The Return of Chang Apana

Imagine going under a stoop after a guy with a knife armed with only a horsewhip,” says Noland, shaking his head. “The guy stabbed him a few times, but he was saved by the large buckle he had on his belt that carried his whip.”

He once was run down by horse and buggy, only to raise the alarm that it was carrying contraband and single-handedly arrested 40 gamblers – once again armed only with his whip – and marched them all single file to the police station.

But according to Croom, Apana’s toughest fight came when he was trying to round up a couple who had Hansen’s disease. Having apprehended the husband, the wife went crazy on Apana.

“He said that fighting that woman was like being tied in a sack with a bobcat,” says Croom with a laugh. “Afterward, when they asked why he did it, he simply said the law didn’t give him the luxury of saying no.”

It was this strict adherence to the law that gave him respect in the community, where he relied on a wide network of informants whom he never paid, but they simply helped him because he was a fair man.

Upon his death in 1933, the citizens of Chinatown gave him a send-off fit for a king, not a little Chinese man from Waipio who never even learned how to read.

“After he died, they took him through the streets in a casket. It was almost like ali’i had died because thousands of people came out for him,” says Noland. “He was the man of his day.”

This is the story of a hero that movie and television producers dream about, yet at every turn, Noland had been unable to get the story made. For decades he got it kicked around, eventually collaborating on a seven-minute short film The Legend of Chang Apana that premiered in 2009 at the Hawaii International Film Festival.

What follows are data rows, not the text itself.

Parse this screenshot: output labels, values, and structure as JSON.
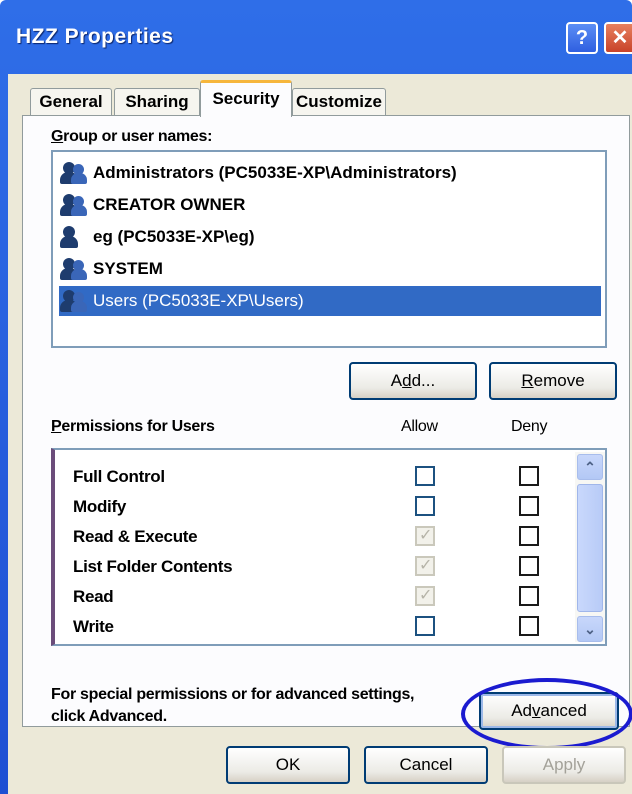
{
  "window": {
    "title": "HZZ Properties",
    "help_glyph": "?",
    "close_glyph": "✕"
  },
  "tabs": [
    {
      "label": "General"
    },
    {
      "label": "Sharing"
    },
    {
      "label": "Security"
    },
    {
      "label": "Customize"
    }
  ],
  "security": {
    "group_label_pre": "",
    "group_label_ul": "G",
    "group_label_post": "roup or user names:",
    "users": [
      {
        "name": "Administrators (PC5033E-XP\\Administrators)"
      },
      {
        "name": "CREATOR OWNER"
      },
      {
        "name": "eg (PC5033E-XP\\eg)"
      },
      {
        "name": "SYSTEM"
      },
      {
        "name": "Users (PC5033E-XP\\Users)",
        "selected": true
      }
    ],
    "add_label_pre": "A",
    "add_label_ul": "d",
    "add_label_post": "d...",
    "remove_label_ul": "R",
    "remove_label_post": "emove",
    "perm_label_ul": "P",
    "perm_label_post": "ermissions for Users",
    "allow_header": "Allow",
    "deny_header": "Deny",
    "permissions": [
      {
        "name": "Full Control",
        "allow": false,
        "allow_inherited": false,
        "deny": false
      },
      {
        "name": "Modify",
        "allow": false,
        "allow_inherited": false,
        "deny": false
      },
      {
        "name": "Read & Execute",
        "allow": true,
        "allow_inherited": true,
        "deny": false
      },
      {
        "name": "List Folder Contents",
        "allow": true,
        "allow_inherited": true,
        "deny": false
      },
      {
        "name": "Read",
        "allow": true,
        "allow_inherited": true,
        "deny": false
      },
      {
        "name": "Write",
        "allow": false,
        "allow_inherited": false,
        "deny": false
      }
    ],
    "advanced_text_line1": "For special permissions or for advanced settings,",
    "advanced_text_line2": "click Advanced.",
    "advanced_label_pre": "Ad",
    "advanced_label_ul": "v",
    "advanced_label_post": "anced",
    "scroll_up_glyph": "⌃",
    "scroll_down_glyph": "⌄"
  },
  "footer": {
    "ok_label": "OK",
    "cancel_label": "Cancel",
    "apply_label": "Apply"
  },
  "colors": {
    "titlebar": "#2f6ee8",
    "selection": "#316ac5",
    "tab_accent": "#f6b63c",
    "annotation_circle": "#1b1bd0"
  }
}
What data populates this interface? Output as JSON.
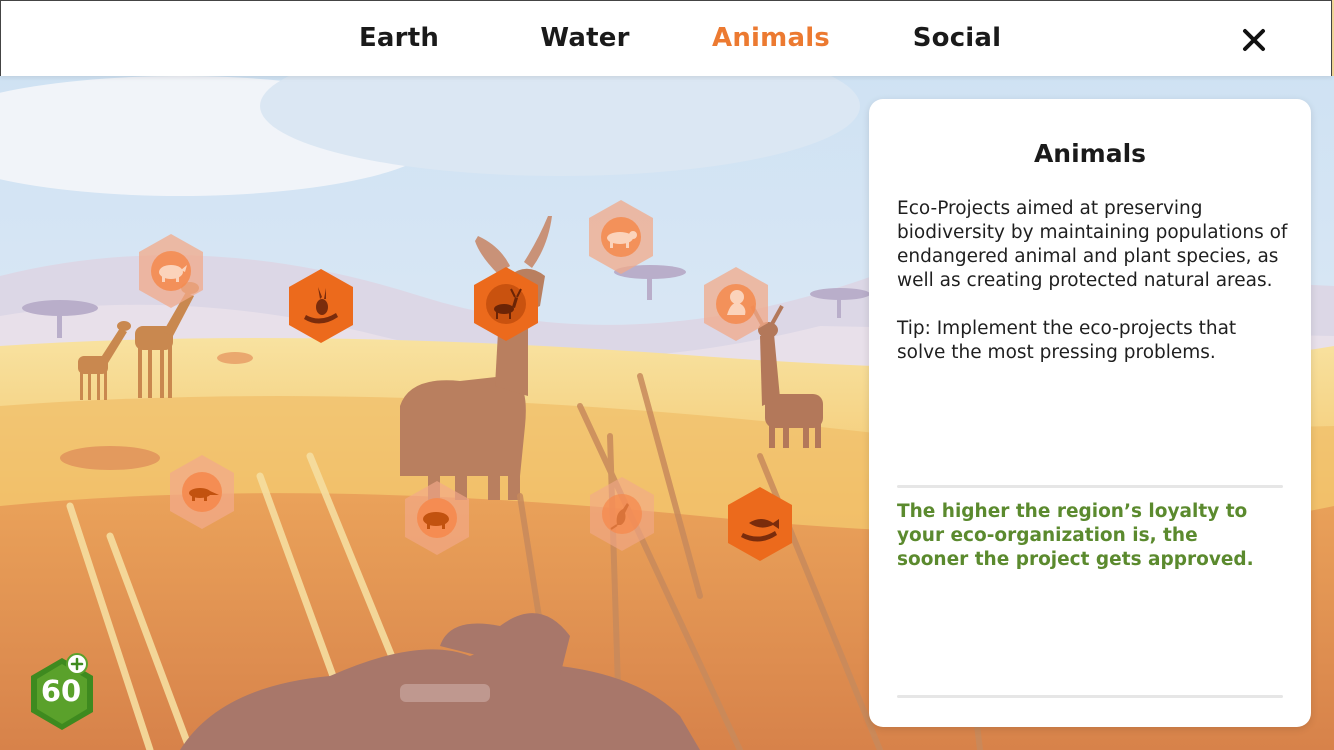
{
  "tabs": [
    {
      "label": "Earth",
      "active": false
    },
    {
      "label": "Water",
      "active": false
    },
    {
      "label": "Animals",
      "active": true
    },
    {
      "label": "Social",
      "active": false
    }
  ],
  "colors": {
    "active_tab": "#ec7a31",
    "inactive_tab": "#1a1a1a",
    "project_active": "#ec6a1c",
    "project_inactive": "#f2a98a",
    "note_text": "#5b8a2e",
    "badge": "#5aa12b"
  },
  "projects": [
    {
      "name": "rhino-project",
      "icon": "rhino-icon",
      "state": "inactive"
    },
    {
      "name": "hare-hand-project",
      "icon": "hare-in-hand-icon",
      "state": "active"
    },
    {
      "name": "deer-project",
      "icon": "deer-icon",
      "state": "active"
    },
    {
      "name": "tiger-project",
      "icon": "tiger-icon",
      "state": "inactive"
    },
    {
      "name": "seal-project",
      "icon": "seal-icon",
      "state": "inactive"
    },
    {
      "name": "anteater-project",
      "icon": "anteater-icon",
      "state": "inactive"
    },
    {
      "name": "hippo-project",
      "icon": "hippo-icon",
      "state": "inactive"
    },
    {
      "name": "kangaroo-project",
      "icon": "kangaroo-icon",
      "state": "inactive"
    },
    {
      "name": "fish-hand-project",
      "icon": "fish-in-hand-icon",
      "state": "active"
    }
  ],
  "panel": {
    "title": "Animals",
    "description": "Eco-Projects aimed at preserving biodiversity by maintaining populations of endangered animal and plant species, as well as creating protected natural areas.",
    "tip": "Tip: Implement the eco-projects that solve the most pressing problems.",
    "note": "The higher the region’s loyalty to your eco-organization is, the sooner the project gets approved."
  },
  "points": {
    "value": "60",
    "icon": "plus-icon"
  }
}
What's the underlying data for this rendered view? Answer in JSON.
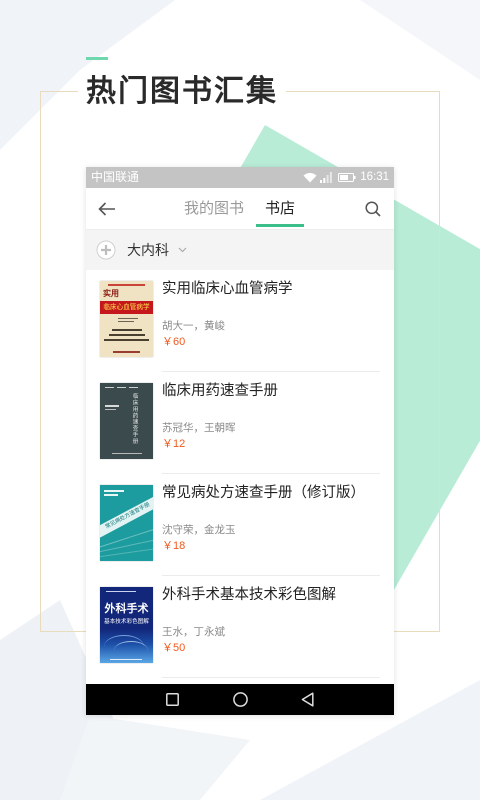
{
  "heading": {
    "title": "热门图书汇集"
  },
  "status_bar": {
    "carrier": "中国联通",
    "time": "16:31"
  },
  "nav": {
    "tabs": [
      {
        "label": "我的图书",
        "active": false
      },
      {
        "label": "书店",
        "active": true
      }
    ]
  },
  "category": {
    "label": "大内科"
  },
  "books": [
    {
      "title": "实用临床心血管病学",
      "authors": "胡大一，黄峻",
      "price": "￥60",
      "cover": {
        "top": "实用",
        "band": "临床心血管病学"
      }
    },
    {
      "title": "临床用药速查手册",
      "authors": "苏冠华，王朝晖",
      "price": "￥12",
      "cover": {
        "vertical": "临床用药速查手册"
      }
    },
    {
      "title": "常见病处方速查手册（修订版）",
      "authors": "沈守荣，金龙玉",
      "price": "￥18",
      "cover": {
        "band": "常见病处方速查手册"
      }
    },
    {
      "title": "外科手术基本技术彩色图解",
      "authors": "王水，丁永斌",
      "price": "￥50",
      "cover": {
        "title": "外科手术",
        "subtitle": "基本技术彩色图解"
      }
    }
  ],
  "icons": {
    "back": "back-arrow-icon",
    "search": "search-icon",
    "category": "plus-circle-icon",
    "dropdown": "chevron-down-icon",
    "status": [
      "wifi-icon",
      "signal-icon",
      "battery-icon"
    ],
    "system_nav": [
      "square-recents-icon",
      "circle-home-icon",
      "triangle-back-icon"
    ]
  },
  "colors": {
    "accent": "#3dbf8c",
    "accent-light": "#6fd7ae",
    "price": "#f25a1e",
    "frame": "#e8dcbd",
    "diamond": "#b8ecd7",
    "status-bar": "#c4c4c4",
    "category-bg": "#f4f4f4",
    "system-nav-bg": "#000000"
  }
}
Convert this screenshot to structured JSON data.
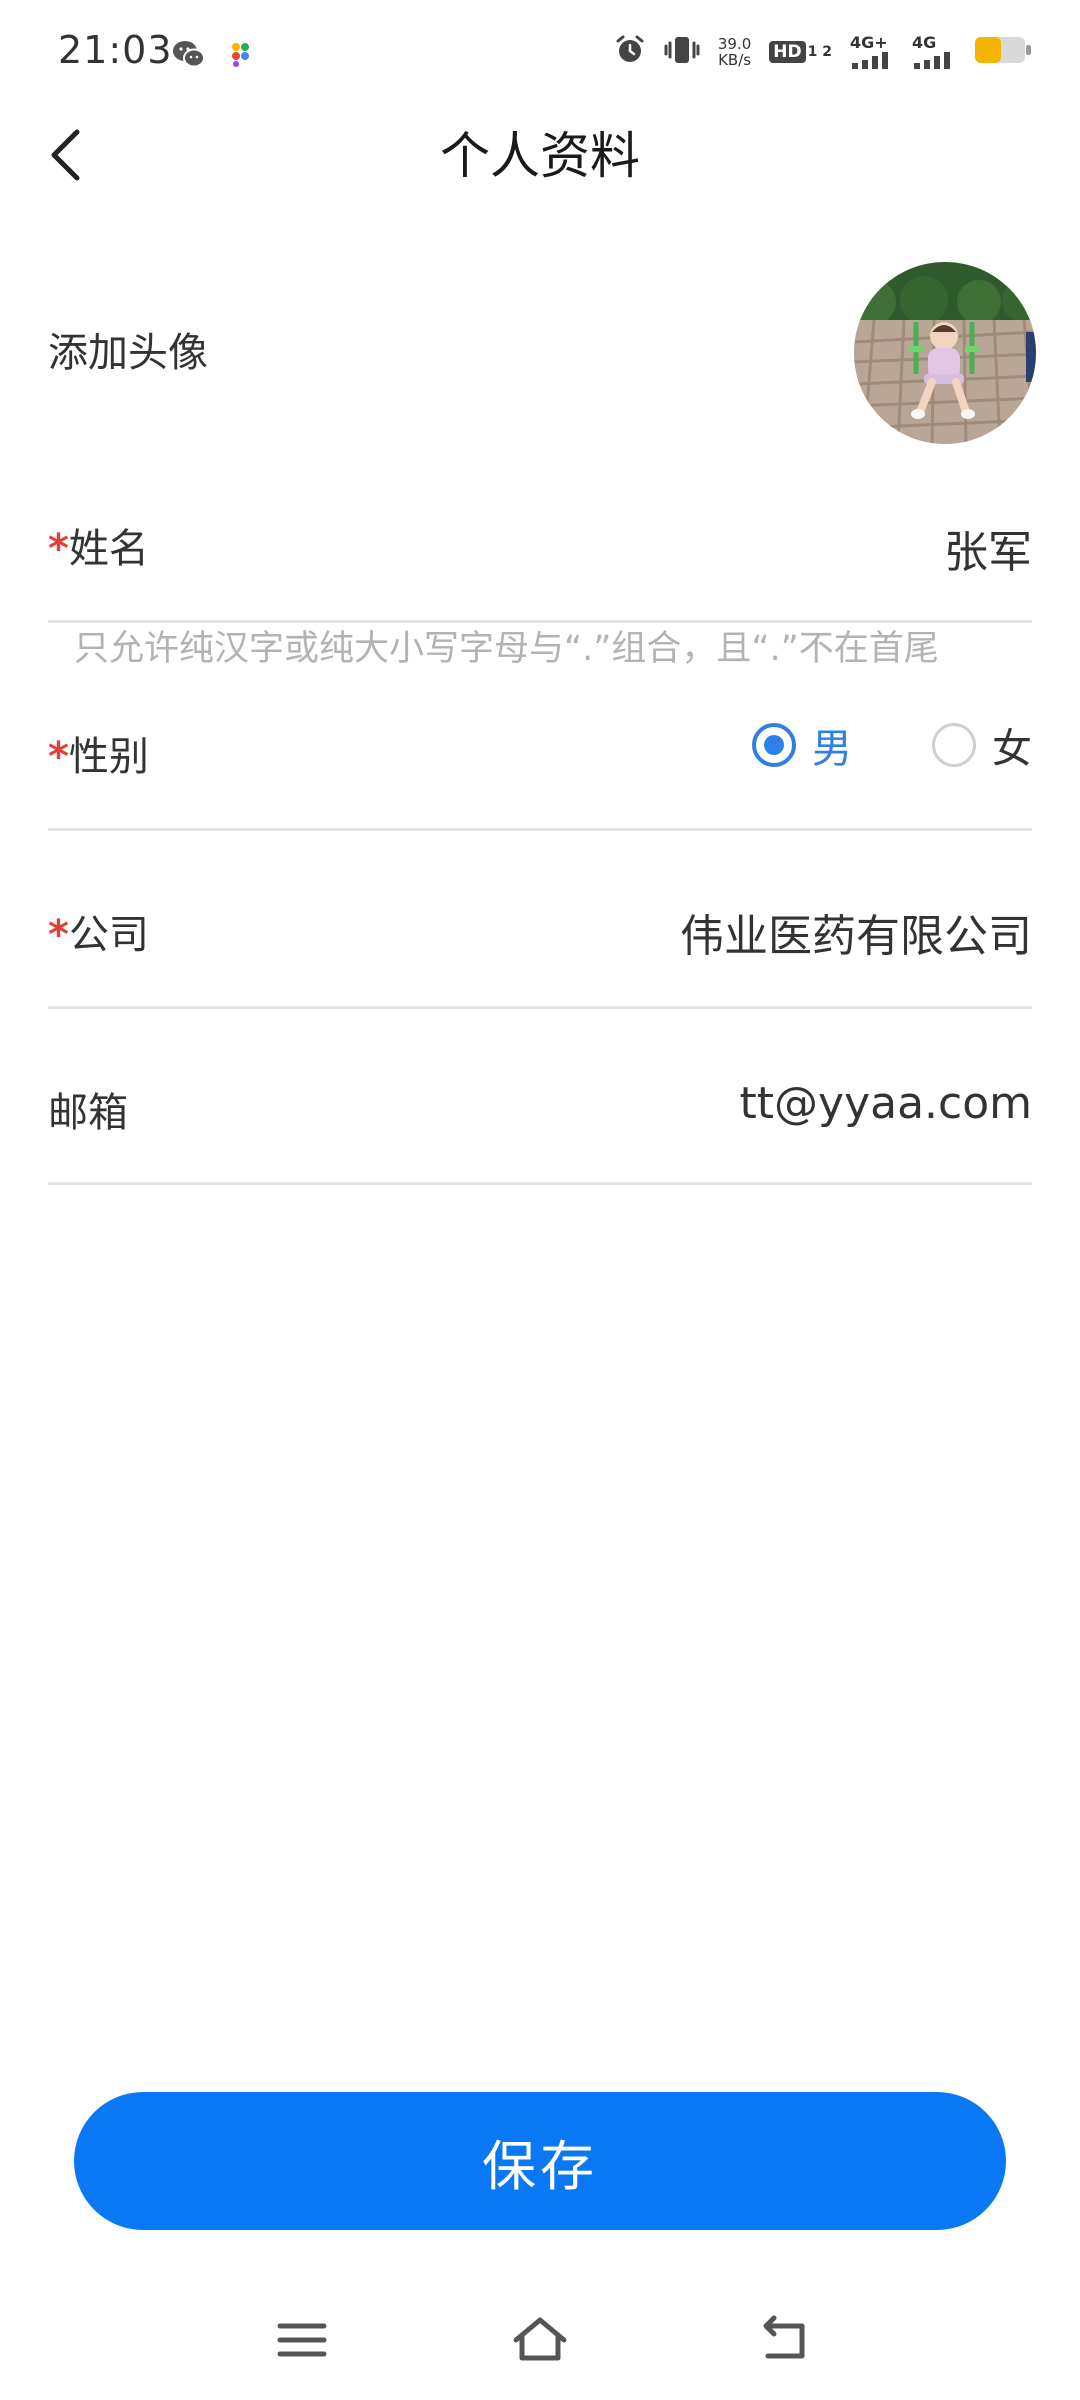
{
  "status_bar": {
    "time": "21:03",
    "left_icons": [
      "wechat-icon",
      "app-color-icon"
    ],
    "net_speed_value": "39.0",
    "net_speed_unit": "KB/s",
    "hd_label": "HD",
    "sim_slots": "1 2",
    "signal_1_label": "4G+",
    "signal_2_label": "4G",
    "battery_color": "#f5b400"
  },
  "header": {
    "title": "个人资料",
    "back_icon": "chevron-left-icon"
  },
  "form": {
    "avatar_label": "添加头像",
    "name": {
      "required_mark": "*",
      "label": "姓名",
      "value": "张军",
      "hint": "只允许纯汉字或纯大小写字母与“.”组合，且“.”不在首尾"
    },
    "gender": {
      "required_mark": "*",
      "label": "性别",
      "options": [
        {
          "label": "男",
          "selected": true
        },
        {
          "label": "女",
          "selected": false
        }
      ]
    },
    "company": {
      "required_mark": "*",
      "label": "公司",
      "value": "伟业医药有限公司"
    },
    "email": {
      "label": "邮箱",
      "value": "tt@yyaa.com"
    }
  },
  "actions": {
    "save_label": "保存"
  },
  "colors": {
    "accent": "#0a78f4",
    "radio_blue": "#2f7fe8",
    "required_red": "#e0403a",
    "hint_gray": "#b3b3b3",
    "divider": "#e4e4e4"
  },
  "nav_bar": {
    "icons": [
      "menu-icon",
      "home-icon",
      "back-nav-icon"
    ]
  }
}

But Noland’s dreams were bigger, and having met Croom in 2007 while doing research, he felt he had met the perfect partner to tell Apana’s tale.

“That is what is great about having Eddie on the project,” says Noland. “There is nobody else in the state more knowledgeable about Chang Apana than him.”

Armed with his ardor and Croom’s acumen, there was just one piece missing to bring this story to life: an artist.

Noland met with one illustrator after another, but none could see his vision until he met Kamehameha graduate Kanila Tripp. Not only did Tripp have the background in comics, having worked for DC Comics subsidiary Wild-Storm, but he had the Internet savvy of having worked for for years, as well.

An Apana triumvirate had been formed, and its first fruit can be seen here in the pages of MidWeek. The serial has been named “John Noland’s Chinatown Cop,” and will be a six-frame comic each week on these pages.

“It is a parallel story about Chang Apana in the 1800s and his great-grandson today,” says Croom, who will receive the writing credit on the series, “based on actual cases and actual things Chang did. And then his grandson Samuel is part of HPD today, gets transferred to Chinatown just as his grandfather did. There is a journal passed down through the generations and that is the connection to his great-grandfather.”